El doctor pegó un salto y aterrizó violentamente dentro de la piragua, haciendo que ésta chocara con la balaustrada y la pared.
—Haz el favor de reducir la marcha —le dijo a Mary Jane—. Llévame hasta el embarcadero sin arrojarme al pantano.
«Clic, clic, clic».
Afortunadamente la lluvia había amainado algo. A través de las espesas nubes asomaban tímidamente unos rayos de sol, haciendo que las gotas brillaran como gemas.
—Tenga, doctor —dijo Mary Jane cuando el doctor Jack se subió al coche, entregándole un grueso sobre lleno de billetes de veinte dólares. El doctor calculó, de forma aproximada, que el sobre debía de contener unos mil dólares. Mary Jane cerró la portezuela y se sentó al volante.
—Esto es mucho dinero, Mary Jane —dijo el doctor, aunque estaba pensando en un nuevo cortacésped, un artilugio para eliminar rastrojos, una podadera de setos eléctrica y un televisor en color Sony. Por si fuera poco, no existía ningún motivo en el mundo que lo obligara a declarar ese dinero a Hacienda.
—Calle y métaselo en el bolsillo —respondió Mary Jane—. Se lo ha ganado viniendo aquí con este tiempecito.

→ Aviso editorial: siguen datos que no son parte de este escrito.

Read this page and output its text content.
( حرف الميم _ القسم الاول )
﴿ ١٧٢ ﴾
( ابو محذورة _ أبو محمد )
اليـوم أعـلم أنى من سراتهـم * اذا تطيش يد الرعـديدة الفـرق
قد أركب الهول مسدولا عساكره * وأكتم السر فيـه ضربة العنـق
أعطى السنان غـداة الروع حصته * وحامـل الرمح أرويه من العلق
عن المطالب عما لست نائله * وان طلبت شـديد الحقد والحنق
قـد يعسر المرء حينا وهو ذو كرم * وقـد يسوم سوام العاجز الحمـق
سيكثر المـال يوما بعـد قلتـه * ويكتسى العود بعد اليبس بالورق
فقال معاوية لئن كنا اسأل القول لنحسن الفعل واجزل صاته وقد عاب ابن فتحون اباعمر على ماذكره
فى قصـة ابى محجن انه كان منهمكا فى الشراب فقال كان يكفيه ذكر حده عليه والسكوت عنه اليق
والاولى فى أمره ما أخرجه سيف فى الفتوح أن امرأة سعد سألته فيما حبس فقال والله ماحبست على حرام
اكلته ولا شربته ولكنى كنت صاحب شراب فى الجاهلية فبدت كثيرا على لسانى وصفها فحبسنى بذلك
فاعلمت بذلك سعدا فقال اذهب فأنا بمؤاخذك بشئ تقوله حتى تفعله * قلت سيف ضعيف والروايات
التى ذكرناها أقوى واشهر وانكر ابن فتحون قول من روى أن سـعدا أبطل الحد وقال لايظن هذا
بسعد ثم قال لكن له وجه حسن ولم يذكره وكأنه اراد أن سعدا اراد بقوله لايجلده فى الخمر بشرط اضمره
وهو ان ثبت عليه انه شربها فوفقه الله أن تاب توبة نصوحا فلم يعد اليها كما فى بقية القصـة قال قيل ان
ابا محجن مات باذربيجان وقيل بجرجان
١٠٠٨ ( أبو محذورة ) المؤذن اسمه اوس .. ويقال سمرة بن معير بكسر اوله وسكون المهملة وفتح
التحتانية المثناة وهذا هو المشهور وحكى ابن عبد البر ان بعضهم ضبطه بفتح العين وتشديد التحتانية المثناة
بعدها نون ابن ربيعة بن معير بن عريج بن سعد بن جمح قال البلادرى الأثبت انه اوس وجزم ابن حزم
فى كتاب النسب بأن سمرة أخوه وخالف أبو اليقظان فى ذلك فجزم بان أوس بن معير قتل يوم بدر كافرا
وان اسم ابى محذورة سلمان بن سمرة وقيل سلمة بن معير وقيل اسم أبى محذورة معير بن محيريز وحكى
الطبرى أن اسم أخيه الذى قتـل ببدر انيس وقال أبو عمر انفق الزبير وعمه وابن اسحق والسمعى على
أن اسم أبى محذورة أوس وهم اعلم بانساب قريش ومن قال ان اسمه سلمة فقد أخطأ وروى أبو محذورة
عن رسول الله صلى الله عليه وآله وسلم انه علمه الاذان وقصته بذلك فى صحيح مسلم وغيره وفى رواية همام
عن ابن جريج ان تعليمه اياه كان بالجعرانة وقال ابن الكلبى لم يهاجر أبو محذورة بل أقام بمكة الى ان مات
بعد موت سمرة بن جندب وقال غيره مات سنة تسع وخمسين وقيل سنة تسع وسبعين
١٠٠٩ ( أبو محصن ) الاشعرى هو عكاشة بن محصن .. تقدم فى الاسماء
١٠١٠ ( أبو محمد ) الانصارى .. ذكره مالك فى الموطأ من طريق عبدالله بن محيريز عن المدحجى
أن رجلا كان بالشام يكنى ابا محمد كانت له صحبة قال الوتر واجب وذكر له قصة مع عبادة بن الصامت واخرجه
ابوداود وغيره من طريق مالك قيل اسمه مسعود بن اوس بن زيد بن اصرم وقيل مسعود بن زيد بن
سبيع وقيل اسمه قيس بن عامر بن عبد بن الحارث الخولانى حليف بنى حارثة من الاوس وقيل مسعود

Acto seguido, Mary Jane se arremangó de nuevo la falda hasta medio muslo. Sin embargo, no podía compararse con la espléndida jovencita pelirroja que habían dejado sentada ante el ordenador. El doctor hubiera dado cualquier cosa por poder ponerle las manos encima siquiera durante cinco minutos, acariciar su aterciopelada piel y sus largas piernas. «Basta, viejo idiota —se dijo—, vas a provocarte un ataque cardíaco».
Mary Jane dio marcha atrás de forma brusca, haciendo que las ruedas giraran vertiginosamente en el barro, efectuó un peligroso giro de ciento ochenta grados y se lanzó a toda velocidad por la carretera llena de baches.
El doctor se volvió para echar un último vistazo a la casa, a las inmensas y destartaladas columnas que se alzaban sobre los cipreses y a las lentejas de agua que se introducían por las ventanas de la planta baja. Luego fijó de nuevo la vista en la carretera y dejó escapar un suspiro de alivio. Estaba impaciente por alejarse de aquel lugar.
Cuando llegara a casa y su esposa Eileen le preguntara: «¿Qué es lo que has visto en Fontevrault, Jack?», él no sabría qué responder. Desde luego, no le diría ni una palabra sobre las tres jóvenes tan atractivas que había visto reunidas bajo un mismo techo. Ni tampoco sobre el fajo de billetes de veinte dólares que guardaba en su bolsillo.